British National Killed Headline

The days’ top stories about the incident seemed focused on the death, in Afghanistan, of one British man.

Biritish National Killed Headline

I did not come across a similar article in, say, the BBC with the headline, “Iranian national dies in French terror attack.” The attention to Western lives seems paired with an erasure of non-Western ones. And when non-Westerners die without notice, it leaves all of us unable to care and compel our governments to act.

Another thing I did not notice in my analysis was solid evidence that coverage in some countries is higher because terrorism in those countries is less common.  The argument is most frequently used to explain why the recent Paris attack was more widely covered than the Beirut attack that occurred on the same day. But this argument is both flawed and unsupported.

First, the attack in Paris wasn’t actually novel. France had already sustained four terrorist attacks in 2015 before the attack last week, and one of them had been in Paris. Lebanon, in contrast, had only sustained two, and neither had been in Beirut. And Lebanon is not the only country where a novel terror attack to a capital city received relatively scant coverage. The first terror attack this year in N’Djamena, Chad–which was, as NBC reported (in a formulaic article), “the first to hit the Chadian capital in years”–resulted in 23 dead, but was only covered in 674 articles.

Media entities have been excusing the lack of coverage in non-Western countries for too long.
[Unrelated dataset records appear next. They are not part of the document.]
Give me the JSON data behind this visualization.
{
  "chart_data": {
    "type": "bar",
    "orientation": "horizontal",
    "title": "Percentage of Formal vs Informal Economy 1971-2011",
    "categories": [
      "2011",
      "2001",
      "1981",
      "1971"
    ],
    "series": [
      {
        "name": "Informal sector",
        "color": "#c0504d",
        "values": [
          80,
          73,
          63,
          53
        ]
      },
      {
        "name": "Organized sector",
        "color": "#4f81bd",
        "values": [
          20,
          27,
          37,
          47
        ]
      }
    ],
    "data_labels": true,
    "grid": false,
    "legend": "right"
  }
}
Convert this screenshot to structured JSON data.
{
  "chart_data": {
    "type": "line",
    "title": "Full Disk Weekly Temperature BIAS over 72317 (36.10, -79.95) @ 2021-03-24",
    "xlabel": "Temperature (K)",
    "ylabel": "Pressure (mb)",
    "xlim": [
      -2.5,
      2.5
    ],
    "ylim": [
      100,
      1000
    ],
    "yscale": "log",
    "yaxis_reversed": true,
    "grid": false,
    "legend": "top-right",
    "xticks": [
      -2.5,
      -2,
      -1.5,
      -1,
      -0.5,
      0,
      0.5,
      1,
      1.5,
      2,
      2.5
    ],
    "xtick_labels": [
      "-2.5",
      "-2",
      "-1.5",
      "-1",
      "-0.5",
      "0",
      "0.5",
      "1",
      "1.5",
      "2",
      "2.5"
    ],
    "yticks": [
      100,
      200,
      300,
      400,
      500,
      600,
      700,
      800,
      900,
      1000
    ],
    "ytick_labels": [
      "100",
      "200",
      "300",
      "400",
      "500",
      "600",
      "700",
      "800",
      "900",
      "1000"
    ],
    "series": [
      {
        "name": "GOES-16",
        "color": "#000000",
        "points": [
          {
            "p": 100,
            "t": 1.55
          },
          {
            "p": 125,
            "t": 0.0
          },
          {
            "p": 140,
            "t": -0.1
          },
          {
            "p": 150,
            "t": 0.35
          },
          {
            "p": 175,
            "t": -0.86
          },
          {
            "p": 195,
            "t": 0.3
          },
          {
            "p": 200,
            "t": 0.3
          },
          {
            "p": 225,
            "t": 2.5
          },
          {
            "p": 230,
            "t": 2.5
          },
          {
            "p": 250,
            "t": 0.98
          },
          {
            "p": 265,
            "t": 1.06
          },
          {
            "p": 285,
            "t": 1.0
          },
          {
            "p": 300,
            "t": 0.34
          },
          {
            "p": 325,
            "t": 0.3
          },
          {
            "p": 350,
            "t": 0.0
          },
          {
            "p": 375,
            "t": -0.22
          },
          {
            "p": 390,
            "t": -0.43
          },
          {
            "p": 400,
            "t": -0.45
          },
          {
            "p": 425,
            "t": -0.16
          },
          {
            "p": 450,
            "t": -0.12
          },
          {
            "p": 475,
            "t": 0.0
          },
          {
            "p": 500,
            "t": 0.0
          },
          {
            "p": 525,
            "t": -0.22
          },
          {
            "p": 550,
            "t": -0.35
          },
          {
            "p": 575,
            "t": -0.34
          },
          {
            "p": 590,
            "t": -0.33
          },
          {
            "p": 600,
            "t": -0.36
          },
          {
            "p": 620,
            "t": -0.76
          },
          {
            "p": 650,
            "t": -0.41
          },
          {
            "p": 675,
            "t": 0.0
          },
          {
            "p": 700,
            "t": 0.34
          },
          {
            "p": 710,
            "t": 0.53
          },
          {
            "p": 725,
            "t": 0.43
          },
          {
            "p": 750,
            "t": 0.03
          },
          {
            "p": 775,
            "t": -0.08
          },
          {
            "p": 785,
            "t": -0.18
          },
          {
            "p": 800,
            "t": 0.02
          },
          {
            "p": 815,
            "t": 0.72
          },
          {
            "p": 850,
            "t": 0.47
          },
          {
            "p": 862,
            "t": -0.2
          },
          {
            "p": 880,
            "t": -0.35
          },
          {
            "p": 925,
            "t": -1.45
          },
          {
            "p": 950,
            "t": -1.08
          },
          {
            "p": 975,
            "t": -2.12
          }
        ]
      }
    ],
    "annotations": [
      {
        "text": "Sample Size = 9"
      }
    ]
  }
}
These excuses seem empirically unsupported and easy to debunk.

Media must do a better job of reporting about terrorism in non-Western countries with the same level of frequency and emotional depth that it brings to coverage in Western countries. Only then will the media meet its obligation of informing citizens about the plight of those around the world, and only then can citizens be expected to galvanize their governments to protect individuals everywhere from terrorism.